The treatment of PU foams with glow discharge led to significantly better results. This should be contributed to the electrostatic charge at the membrane surface which creates a more hydrophilic material. By increasing the hydrophilicity of polyethylene Spijker et al. [10] found more platelet adhesion and activation of the clotting system. In 20 out of the 305 tests the blood took more than 14 s to reach the material and therefore the results from these tests were excluded. The delay in blood flow could be due to obstruction of the 200 μm needle.

An advantage of our in vitro model was the easy way to test the efficacy of a large number of modifications in multifold experiments with human blood. A few drawbacks of the in vitro model were also demonstrated.

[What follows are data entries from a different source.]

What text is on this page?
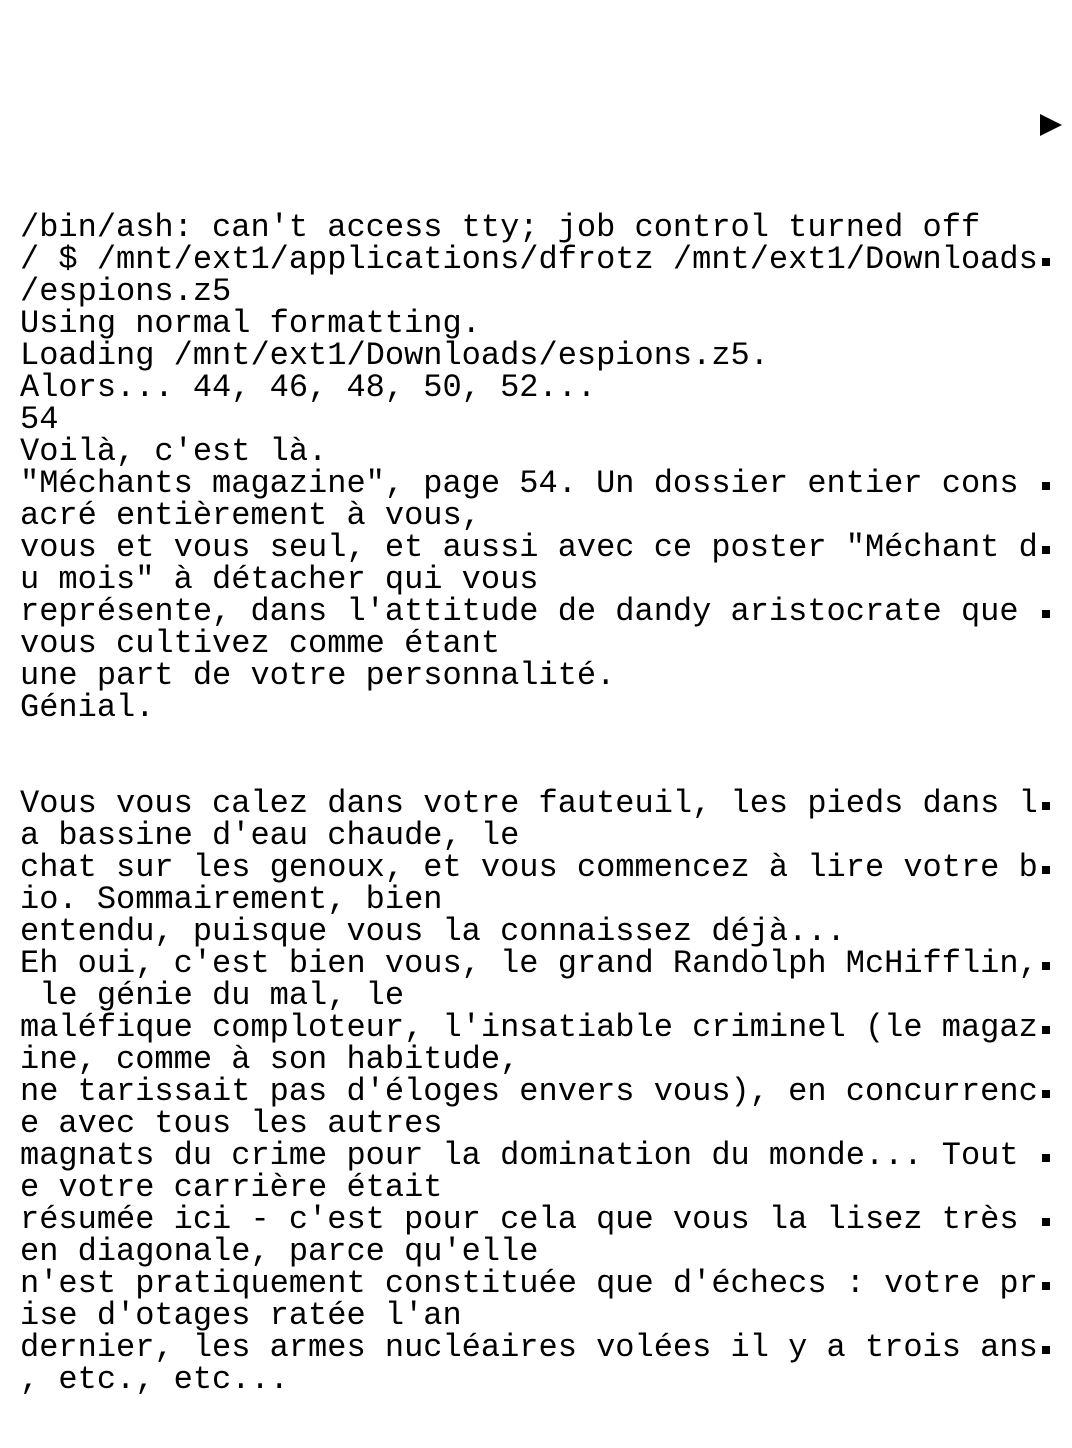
/bin/ash: can't access tty; job control turned off
/ $ /mnt/ext1/applications/dfrotz /mnt/ext1/Downloads
/espions.z5
Using normal formatting.
Loading /mnt/ext1/Downloads/espions.z5.
Alors... 44, 46, 48, 50, 52...
54
Voilà, c'est là.
"Méchants magazine", page 54. Un dossier entier cons
acré entièrement à vous,
vous et vous seul, et aussi avec ce poster "Méchant d
u mois" à détacher qui vous
représente, dans l'attitude de dandy aristocrate que
vous cultivez comme étant
une part de votre personnalité.
Génial.
Vous vous calez dans votre fauteuil, les pieds dans l
a bassine d'eau chaude, le
chat sur les genoux, et vous commencez à lire votre b
io. Sommairement, bien
entendu, puisque vous la connaissez déjà...
Eh oui, c'est bien vous, le grand Randolph McHifflin,
le génie du mal, le
maléfique comploteur, l'insatiable criminel (le magaz
ine, comme à son habitude,
ne tarissait pas d'éloges envers vous), en concurrenc
e avec tous les autres
magnats du crime pour la domination du monde... Tout
e votre carrière était
résumée ici - c'est pour cela que vous la lisez très
en diagonale, parce qu'elle
n'est pratiquement constituée que d'échecs : votre pr
ise d'otages ratée l'an
dernier, les armes nucléaires volées il y a trois ans
, etc., etc...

Generation of thrombin after collection of blood can lead to activation of platelets and subsequent loss of response to agonists [24]. The addition of heparin to the blood does not completely block the generation of thrombin in vitro [25]. This is supported by the results of the TAT generation test. The TAT concentration in blood before contact with any hemostatic agent showed a 1000-fold increase compared to normal blood. The lowering blood temperature might also have contributed to a diminished platelet function [26].

In this in vitro coagulation study the best results were achieved with collagen. Increase of the PEG concentration improved the results of PU foam significantly and seems a promising approach. There were no significant differences between this modified PU foam and gelatin. The results of collagen, however, could not be matched. Additional in vivo studies will have to be implemented to assess the application of polyurethane foam as a local hemostatic agent.